The pound is weaker, recession-hit buyers' purses remain relatively tight, but a large number are investing in French leaseback holiday homes. Why?
We're now four years on from the start of the financial downturn, when the number of holiday home buyers in France inevitably dropped.
But slowly buyers have returned, according to Athena Advisors, despite the pound at a 15-month low against the Euro and France's new Hollande-led government has increased taxes on rental income and capital gains.
Can it really be the best ever time to buy a French holiday home?
That is certainly up for debate, but what is a fact is that buyers can currently pick up French 'Leasebacks' - sale and leaseback holiday homes - with 85 per cent mortgages at all-time-low interest rates, guaranteed rental returns and a variety of tax breaks.
Fixed 20 year mortgages are currently available at 3.55% and variable rate loans for up to 85% LTV are available from as low as 2.20%. Leaseback properties bought off plan also come with a French state funded VAT rebate of 19.6%.
"Buyers are currently choosing to place small deposits so that only a minimum amount of sterling is exposed to any currency movement," says Nicholas Leach of Athena Advisors (athenaadvisors.co.uk).
What are French Leasebacks?
They were introduce to aid the economy by boosting tourism accommodation and construction and to provide French and international investors with long- term investment properties providing guaranteed return.
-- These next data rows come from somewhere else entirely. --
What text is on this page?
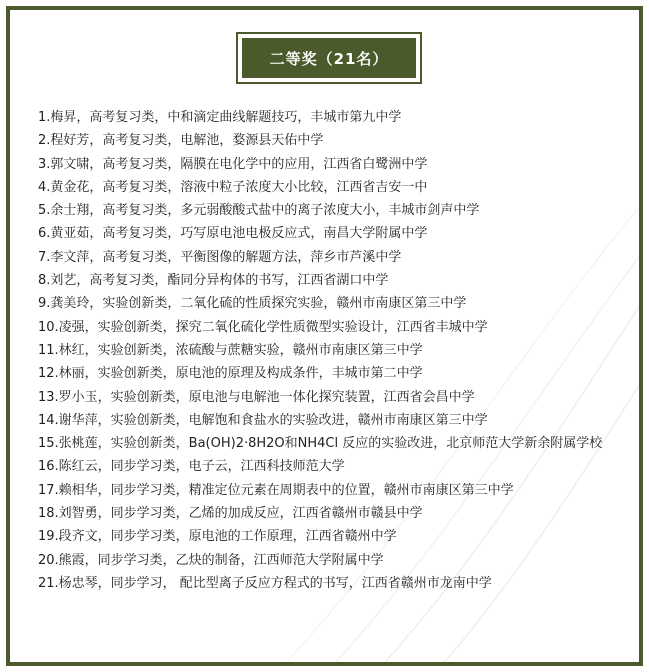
二等奖（21名）
1.梅昇，高考复习类，中和滴定曲线解题技巧，丰城市第九中学
2.程好芳，高考复习类，电解池，婺源县天佑中学
3.郭文啸，高考复习类，隔膜在电化学中的应用，江西省白鹭洲中学
4.黄金花，高考复习类，溶液中粒子浓度大小比较，江西省吉安一中
5.余士翔，高考复习类，多元弱酸酸式盐中的离子浓度大小，丰城市剑声中学
6.黄亚茹，高考复习类，巧写原电池电极反应式，南昌大学附属中学
7.李文萍，高考复习类，平衡图像的解题方法，萍乡市芦溪中学
8.刘艺，高考复习类，酯同分异构体的书写，江西省湖口中学
9.龚美玲，实验创新类，二氧化硫的性质探究实验，赣州市南康区第三中学
10.凌强，实验创新类，探究二氧化硫化学性质微型实验设计，江西省丰城中学
11.林红，实验创新类，浓硫酸与蔗糖实验，赣州市南康区第三中学
12.林丽，实验创新类，原电池的原理及构成条件，丰城市第二中学
13.罗小玉，实验创新类，原电池与电解池一体化探究装置，江西省会昌中学
14.谢华萍，实验创新类，电解饱和食盐水的实验改进，赣州市南康区第三中学
15.张桃莲，实验创新类，Ba(OH)2·8H2O和NH4Cl 反应的实验改进，北京师范大学新余附属学校
16.陈红云，同步学习类，电子云，江西科技师范大学
17.赖相华，同步学习类，精准定位元素在周期表中的位置，赣州市南康区第三中学
18.刘智勇，同步学习类，乙烯的加成反应，江西省赣州市赣县中学
19.段齐文，同步学习类，原电池的工作原理，江西省赣州中学
20.熊霞，同步学习类，乙炔的制备，江西师范大学附属中学
21.杨忠琴，同步学习， 配比型离子反应方程式的书写，江西省赣州市龙南中学
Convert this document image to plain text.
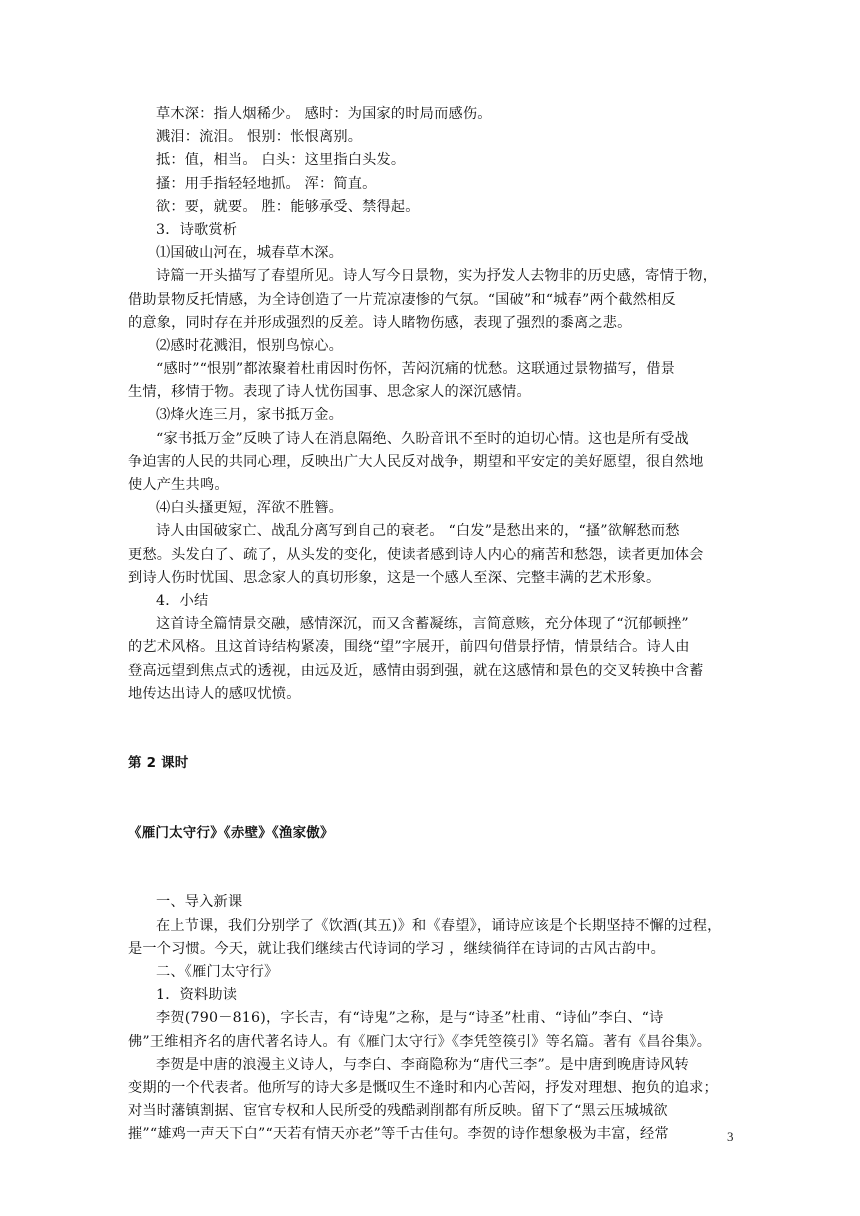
草木深：指人烟稀少。 感时：为国家的时局而感伤。
溅泪：流泪。 恨别：怅恨离别。
抵：值，相当。 白头：这里指白头发。
搔：用手指轻轻地抓。 浑：简直。
欲：要，就要。 胜：能够承受、禁得起。
3．诗歌赏析
⑴国破山河在，城春草木深。
诗篇一开头描写了春望所见。诗人写今日景物，实为抒发人去物非的历史感，寄情于物，
借助景物反托情感，为全诗创造了一片荒凉凄惨的气氛。“国破”和“城春”两个截然相反
的意象，同时存在并形成强烈的反差。诗人睹物伤感，表现了强烈的黍离之悲。
⑵感时花溅泪，恨别鸟惊心。
“感时”“恨别”都浓聚着杜甫因时伤怀，苦闷沉痛的忧愁。这联通过景物描写，借景
生情，移情于物。表现了诗人忧伤国事、思念家人的深沉感情。
⑶烽火连三月，家书抵万金。
“家书抵万金”反映了诗人在消息隔绝、久盼音讯不至时的迫切心情。这也是所有受战
争迫害的人民的共同心理，反映出广大人民反对战争，期望和平安定的美好愿望，很自然地
使人产生共鸣。
⑷白头搔更短，浑欲不胜簪。
诗人由国破家亡、战乱分离写到自己的衰老。 “白发”是愁出来的，“搔”欲解愁而愁
更愁。头发白了、疏了，从头发的变化，使读者感到诗人内心的痛苦和愁怨，读者更加体会
到诗人伤时忧国、思念家人的真切形象，这是一个感人至深、完整丰满的艺术形象。
4．小结
这首诗全篇情景交融，感情深沉，而又含蓄凝练，言简意赅，充分体现了“沉郁顿挫”
的艺术风格。且这首诗结构紧凑，围绕“望”字展开，前四句借景抒情，情景结合。诗人由
登高远望到焦点式的透视，由远及近，感情由弱到强，就在这感情和景色的交叉转换中含蓄
地传达出诗人的感叹忧愤。
第 2 课时
《雁门太守行》《赤壁》《渔家傲》
一、导入新课
在上节课，我们分别学了《饮酒(其五)》和《春望》，诵诗应该是个长期坚持不懈的过程，
是一个习惯。今天，就让我们继续古代诗词的学习 ，继续徜徉在诗词的古风古韵中。
二、《雁门太守行》
1．资料助读
李贺(790－816)，字长吉，有“诗鬼”之称，是与“诗圣”杜甫、“诗仙”李白、“诗
佛”王维相齐名的唐代著名诗人。有《雁门太守行》《李凭箜篌引》等名篇。著有《昌谷集》。
李贺是中唐的浪漫主义诗人，与李白、李商隐称为“唐代三李”。是中唐到晚唐诗风转
变期的一个代表者。他所写的诗大多是慨叹生不逢时和内心苦闷，抒发对理想、抱负的追求；
对当时藩镇割据、宦官专权和人民所受的残酷剥削都有所反映。留下了“黑云压城城欲
摧”“雄鸡一声天下白”“天若有情天亦老”等千古佳句。李贺的诗作想象极为丰富，经常	3
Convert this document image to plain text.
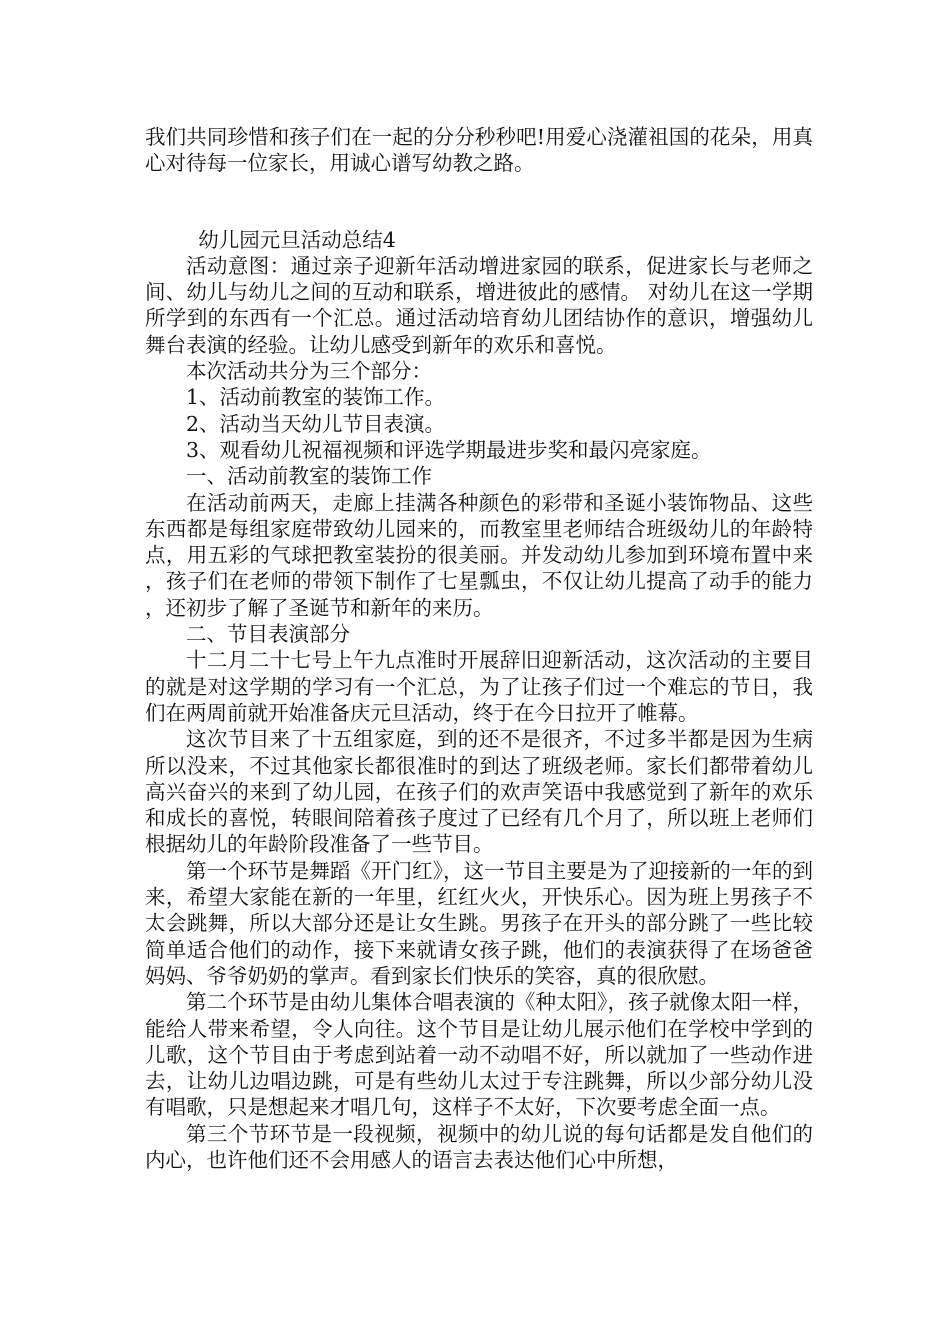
我们共同珍惜和孩子们在一起的分分秒秒吧!用爱心浇灌祖国的花朵，用真心对待每一位家长，用诚心谱写幼教之路。

幼儿园元旦活动总结4

活动意图：通过亲子迎新年活动增进家园的联系，促进家长与老师之间、幼儿与幼儿之间的互动和联系，增进彼此的感情。 对幼儿在这一学期所学到的东西有一个汇总。通过活动培育幼儿团结协作的意识，增强幼儿舞台表演的经验。让幼儿感受到新年的欢乐和喜悦。

本次活动共分为三个部分：

1、活动前教室的装饰工作。

2、活动当天幼儿节目表演。

3、观看幼儿祝福视频和评选学期最进步奖和最闪亮家庭。

一、活动前教室的装饰工作

在活动前两天，走廊上挂满各种颜色的彩带和圣诞小装饰物品、这些东西都是每组家庭带致幼儿园来的，而教室里老师结合班级幼儿的年龄特点，用五彩的气球把教室装扮的很美丽。并发动幼儿参加到环境布置中来，孩子们在老师的带领下制作了七星瓢虫，不仅让幼儿提高了动手的能力，还初步了解了圣诞节和新年的来历。

二、节目表演部分

十二月二十七号上午九点准时开展辞旧迎新活动，这次活动的主要目的就是对这学期的学习有一个汇总，为了让孩子们过一个难忘的节日，我们在两周前就开始准备庆元旦活动，终于在今日拉开了帷幕。

这次节目来了十五组家庭，到的还不是很齐，不过多半都是因为生病所以没来，不过其他家长都很准时的到达了班级老师。家长们都带着幼儿高兴奋兴的来到了幼儿园，在孩子们的欢声笑语中我感觉到了新年的欢乐和成长的喜悦，转眼间陪着孩子度过了已经有几个月了，所以班上老师们根据幼儿的年龄阶段准备了一些节目。

第一个环节是舞蹈《开门红》，这一节目主要是为了迎接新的一年的到来，希望大家能在新的一年里，红红火火，开快乐心。因为班上男孩子不太会跳舞，所以大部分还是让女生跳。男孩子在开头的部分跳了一些比较简单适合他们的动作，接下来就请女孩子跳，他们的表演获得了在场爸爸妈妈、爷爷奶奶的掌声。看到家长们快乐的笑容，真的很欣慰。

第二个环节是由幼儿集体合唱表演的《种太阳》，孩子就像太阳一样，能给人带来希望，令人向往。这个节目是让幼儿展示他们在学校中学到的儿歌，这个节目由于考虑到站着一动不动唱不好，所以就加了一些动作进去，让幼儿边唱边跳，可是有些幼儿太过于专注跳舞，所以少部分幼儿没有唱歌，只是想起来才唱几句，这样子不太好，下次要考虑全面一点。

第三个节环节是一段视频，视频中的幼儿说的每句话都是发自他们的内心，也许他们还不会用感人的语言去表达他们心中所想，
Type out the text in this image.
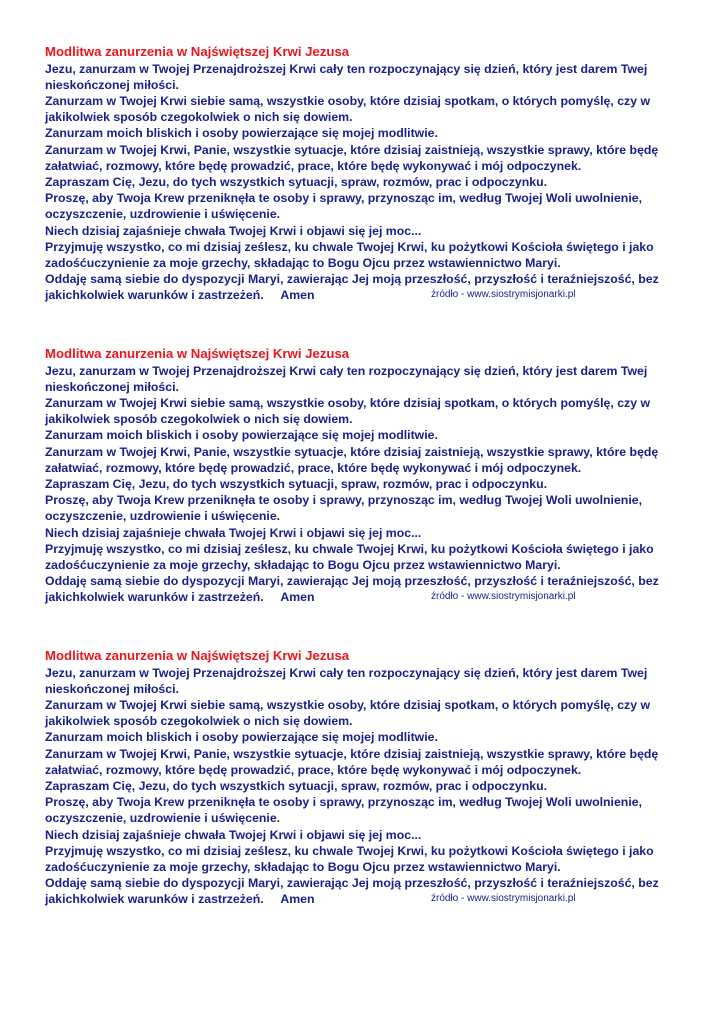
Modlitwa zanurzenia w Najświętszej Krwi Jezusa

Jezu, zanurzam w Twojej Przenajdroższej Krwi cały ten rozpoczynający się dzień, który jest darem Twej

nieskończonej miłości.

Zanurzam w Twojej Krwi siebie samą, wszystkie osoby, które dzisiaj spotkam, o których pomyślę, czy w

jakikolwiek sposób czegokolwiek o nich się dowiem.

Zanurzam moich bliskich i osoby powierzające się mojej modlitwie.

Zanurzam w Twojej Krwi, Panie, wszystkie sytuacje, które dzisiaj zaistnieją, wszystkie sprawy, które będę

załatwiać, rozmowy, które będę prowadzić, prace, które będę wykonywać i mój odpoczynek.

Zapraszam Cię, Jezu, do tych wszystkich sytuacji, spraw, rozmów, prac i odpoczynku.

Proszę, aby Twoja Krew przeniknęła te osoby i sprawy, przynosząc im, według Twojej Woli uwolnienie,

oczyszczenie, uzdrowienie i uświęcenie.

Niech dzisiaj zajaśnieje chwała Twojej Krwi i objawi się jej moc...

Przyjmuję wszystko, co mi dzisiaj ześlesz, ku chwale Twojej Krwi, ku pożytkowi Kościoła świętego i jako

zadośćuczynienie za moje grzechy, składając to Bogu Ojcu przez wstawiennictwo Maryi.

Oddaję samą siebie do dyspozycji Maryi, zawierając Jej moją przeszłość, przyszłość i teraźniejszość, bez

jakichkolwiek warunków i zastrzeżeń.     Amen	źródło - www.siostrymisjonarki.pl

Modlitwa zanurzenia w Najświętszej Krwi Jezusa

Jezu, zanurzam w Twojej Przenajdroższej Krwi cały ten rozpoczynający się dzień, który jest darem Twej

nieskończonej miłości.

Zanurzam w Twojej Krwi siebie samą, wszystkie osoby, które dzisiaj spotkam, o których pomyślę, czy w

jakikolwiek sposób czegokolwiek o nich się dowiem.

Zanurzam moich bliskich i osoby powierzające się mojej modlitwie.

Zanurzam w Twojej Krwi, Panie, wszystkie sytuacje, które dzisiaj zaistnieją, wszystkie sprawy, które będę

załatwiać, rozmowy, które będę prowadzić, prace, które będę wykonywać i mój odpoczynek.

Zapraszam Cię, Jezu, do tych wszystkich sytuacji, spraw, rozmów, prac i odpoczynku.

Proszę, aby Twoja Krew przeniknęła te osoby i sprawy, przynosząc im, według Twojej Woli uwolnienie,

oczyszczenie, uzdrowienie i uświęcenie.

Niech dzisiaj zajaśnieje chwała Twojej Krwi i objawi się jej moc...

Przyjmuję wszystko, co mi dzisiaj ześlesz, ku chwale Twojej Krwi, ku pożytkowi Kościoła świętego i jako

zadośćuczynienie za moje grzechy, składając to Bogu Ojcu przez wstawiennictwo Maryi.

Oddaję samą siebie do dyspozycji Maryi, zawierając Jej moją przeszłość, przyszłość i teraźniejszość, bez

jakichkolwiek warunków i zastrzeżeń.     Amen	źródło - www.siostrymisjonarki.pl

Modlitwa zanurzenia w Najświętszej Krwi Jezusa

Jezu, zanurzam w Twojej Przenajdroższej Krwi cały ten rozpoczynający się dzień, który jest darem Twej

nieskończonej miłości.

Zanurzam w Twojej Krwi siebie samą, wszystkie osoby, które dzisiaj spotkam, o których pomyślę, czy w

jakikolwiek sposób czegokolwiek o nich się dowiem.

Zanurzam moich bliskich i osoby powierzające się mojej modlitwie.

Zanurzam w Twojej Krwi, Panie, wszystkie sytuacje, które dzisiaj zaistnieją, wszystkie sprawy, które będę

załatwiać, rozmowy, które będę prowadzić, prace, które będę wykonywać i mój odpoczynek.

Zapraszam Cię, Jezu, do tych wszystkich sytuacji, spraw, rozmów, prac i odpoczynku.

Proszę, aby Twoja Krew przeniknęła te osoby i sprawy, przynosząc im, według Twojej Woli uwolnienie,

oczyszczenie, uzdrowienie i uświęcenie.

Niech dzisiaj zajaśnieje chwała Twojej Krwi i objawi się jej moc...

Przyjmuję wszystko, co mi dzisiaj ześlesz, ku chwale Twojej Krwi, ku pożytkowi Kościoła świętego i jako

zadośćuczynienie za moje grzechy, składając to Bogu Ojcu przez wstawiennictwo Maryi.

Oddaję samą siebie do dyspozycji Maryi, zawierając Jej moją przeszłość, przyszłość i teraźniejszość, bez

jakichkolwiek warunków i zastrzeżeń.     Amen	źródło - www.siostrymisjonarki.pl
Nicholas Leach from Athena Advisors comments: "Leasebacks are a highly successful model and the fact that they are still running after more than 30 years is evidence of this. Investors provide funding for the property developers, the tourism sector gets a supply of new high specification rental properties and investors own an income generating hassle-free property with tax breaks and the opportunity for some holidays."
Called 'Residence de Tourism' in France, the leaseback model is fairly simple. A buyer purchases the freehold title of the property which often enjoys communal facilities like swimming pool and spa and then leases it back to a management company typically for a 9-11 year duration, receiving guaranteed annual rental returns, usually between 3 - 5 per cent of the value of the property, which changes depending on how much the owner wants to use the property while the management company takes care of the property management rental and upkeep.
For the owner, the property then becomes a hands-off investment. The management company is responsible for the maintenance and upkeep of the property and communal parts and finding rental tenants. The owner usually receives their rental income quarterly and net of any management fees and all utility costs and insurance are also normally covered by the management company.
What sort of leaseback properties can you buy and where?
As leaseback properties are designed to appeal to a France's growing tourism market, they are normally located in highly popular areas. The French Alps, the Cote d'Azur and Central Paris are the most common areas for leaseback properties.
Nicholas Leach from Athena Advisors comments: "Leasebacks need to have locations which will suit the tourism demand. In the Alps they need to be close to the slopes and lifts, in Paris they need to be central and close and to public transport, and in the south proximity to the coast and amenities is key. Prime locations provide the best possible potential for returns, be it for rental yields in the short term and of course capital gains over a longer period."
Athena Advisors has recently launched a collection of well-located leaseback ski properties in Chatel in the Portes du Soleil skiing area. Called Les Fermes de Chatel the project offers a range of one to three bedroom apartments from €145,000. Over half have sold already.
The rental yields at Les Fermes de Chatel are up to 5% for investors who don't use the property and then this return tapers down depending on the level of usage. Athena also has a variety of leaseback properties in Paris and the South of France.
What about the tax increases?
For UK buyers French property taxes have changed and some of them have increased. But when buying property in France there are many ways to optimise your tax situation and in many cases the change in tax is marginal when comparing pre and post Hollande reforms, suggests Leach.
The main change is that international buyers now have to pay social charges on top of the rental income tax and capital gains tax, just like French residents. This social charge is on top of the usual tax rate but with the right structure non resident-buyers clients will not be affected.
For example, income tax for non residents was 19 per cent but now non-residents have to also pay the additional social charge of 15.5 per cent.
However, for any non-residents who buy a French property and intend to rent it furnished - like a leaseback property - they can elect for the BIC tax regime (Bénéfices Industriels et Commerciaux).
"The vast majority of non-resident purchasers fall into this category as it is rare for buyers to want to let an unfurnished French property," states Leach. "This tax system allows you to amortise the paper value of your property and therefore significantly reduce or even cancel your tax liability. You can also offset the interest and purchase costs against the taxable amount."
This added social charge now also applies to capital gain taxes but there is a taper relief system in place where your taxable amount reduces according to the number of years of ownership.
"So in reality, yes the taxes have changed and on face value they have risen, but when put into practice very little has changed," concludes Leach. "In fact Francois Hollande has actually tried to incentivise owners of second homes to re-sell and keep the market liquid by giving an extra 20 per cent taper relief on the capital gain tax. This is awaiting ratification."